Die direkte Antwort auf die Frage soll nicht den restlichen Text unnötig machen, sondern für weitere Erläuterungen ausschlaggebend sein. Nein, es gibt keinen reinen Dokumentarfilm. Wie oben bereits beschrieben, erhebt der Dokumentarfilm den Anspruch der Authentizität. Doch die wirklichkeitsgetreue Darstellung wird durch die Anwesenheit von Kamera und Regisseur, dessen Regie-Anweisungen und dem jeweiligen Blickwinkel der Kamera aufgehoben, denn sie beeinflussen das Geschehen. Der Grad der Manipulation variiert zwar von Film zu Film, ist aber auch gar nicht das entscheidende Merkmal bei der Dokumentation. Was zählt, ist die Transparenz. Und das bedeutet nicht einfach die bloße Zurschaustellung der zu filmenden Umstände, sondern auch die Schaffung eines Deutungsraumes für den Zuschauer. Dies bedeutet, dass der Regisseur die Beeinflussung durch sämtliche Faktoren, die den Dreh umschreiben, transparent machen sollte, um den Zuschauer mit der Möglichkeit auszustatten, die Authentizität selbst beurteilen zu können. Was zählt ist demnach neben der Sachlichkeit auch deren Charakterisierung.

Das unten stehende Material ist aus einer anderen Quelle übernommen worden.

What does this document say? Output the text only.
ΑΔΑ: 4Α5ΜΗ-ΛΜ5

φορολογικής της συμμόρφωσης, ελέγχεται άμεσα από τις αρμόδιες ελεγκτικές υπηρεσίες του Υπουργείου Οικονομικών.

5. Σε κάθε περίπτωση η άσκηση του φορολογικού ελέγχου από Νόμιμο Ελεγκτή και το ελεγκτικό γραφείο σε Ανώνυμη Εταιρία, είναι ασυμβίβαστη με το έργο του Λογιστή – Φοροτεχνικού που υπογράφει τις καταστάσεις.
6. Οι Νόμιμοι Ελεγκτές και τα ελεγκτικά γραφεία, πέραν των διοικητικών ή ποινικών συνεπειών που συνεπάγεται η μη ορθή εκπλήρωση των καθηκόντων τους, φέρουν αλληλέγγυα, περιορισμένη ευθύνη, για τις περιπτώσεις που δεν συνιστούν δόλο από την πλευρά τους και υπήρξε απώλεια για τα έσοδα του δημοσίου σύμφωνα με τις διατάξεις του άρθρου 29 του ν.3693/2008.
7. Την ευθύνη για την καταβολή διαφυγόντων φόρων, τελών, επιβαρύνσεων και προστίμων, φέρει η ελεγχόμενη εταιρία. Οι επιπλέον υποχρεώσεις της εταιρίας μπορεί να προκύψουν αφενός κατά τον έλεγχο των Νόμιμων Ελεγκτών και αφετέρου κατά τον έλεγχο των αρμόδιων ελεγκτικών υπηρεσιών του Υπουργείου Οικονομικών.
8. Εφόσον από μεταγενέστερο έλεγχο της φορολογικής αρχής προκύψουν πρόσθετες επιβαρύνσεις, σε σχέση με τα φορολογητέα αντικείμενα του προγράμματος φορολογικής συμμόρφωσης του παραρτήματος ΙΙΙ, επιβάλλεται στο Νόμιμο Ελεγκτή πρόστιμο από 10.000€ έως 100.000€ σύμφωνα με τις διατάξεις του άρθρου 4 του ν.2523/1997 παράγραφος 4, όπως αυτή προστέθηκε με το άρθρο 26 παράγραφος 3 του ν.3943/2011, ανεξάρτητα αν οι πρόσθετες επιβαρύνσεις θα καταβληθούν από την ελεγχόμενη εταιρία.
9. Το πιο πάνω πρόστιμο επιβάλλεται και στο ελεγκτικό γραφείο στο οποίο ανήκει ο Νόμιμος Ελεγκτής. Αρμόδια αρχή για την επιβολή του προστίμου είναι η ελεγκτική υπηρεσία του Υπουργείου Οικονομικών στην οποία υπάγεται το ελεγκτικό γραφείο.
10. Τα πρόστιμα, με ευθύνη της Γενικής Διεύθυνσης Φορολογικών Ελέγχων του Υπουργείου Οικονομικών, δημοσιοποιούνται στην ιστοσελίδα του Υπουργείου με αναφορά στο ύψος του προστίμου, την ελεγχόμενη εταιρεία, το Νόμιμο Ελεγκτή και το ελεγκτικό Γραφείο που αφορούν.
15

Vorreiter der Filmgattung Dokumentarfilm, welcher diese als solche klassifizierte, war der sowjetische Filmemacher Dziga Vertov. Dieser lehnte inszenierte Fiktion, bei der Schauspieler zum Einsatz kommen, kategorisch ab. Es wäre seiner Meinung nach die bürgerliche Unterhaltungskunst, die das Potenzial des neuen Mediums nicht ausschöpft. Das Revolutionäre am Film war vielmehr die Möglichkeit, die Welt sowohl in ihrer Gesamtheit, als auch in ihren einzelnen Strukturen objektiv abbilden zu können. Der Regisseur, welcher mit Der Mann mit der Kamera wohl sein bekanntestes Werk drehte, sprach sich vor allem für die Montage als einzig wahre Technik zur Wirklichkeitsbeschreibung aus. Sein Kollege Sergei M. Eisenstein (Panzerkreuzer Potemkin) sah dies anders, ginge es bei einem guten Film doch um die Wahrheit, nicht die Wirklichkeit.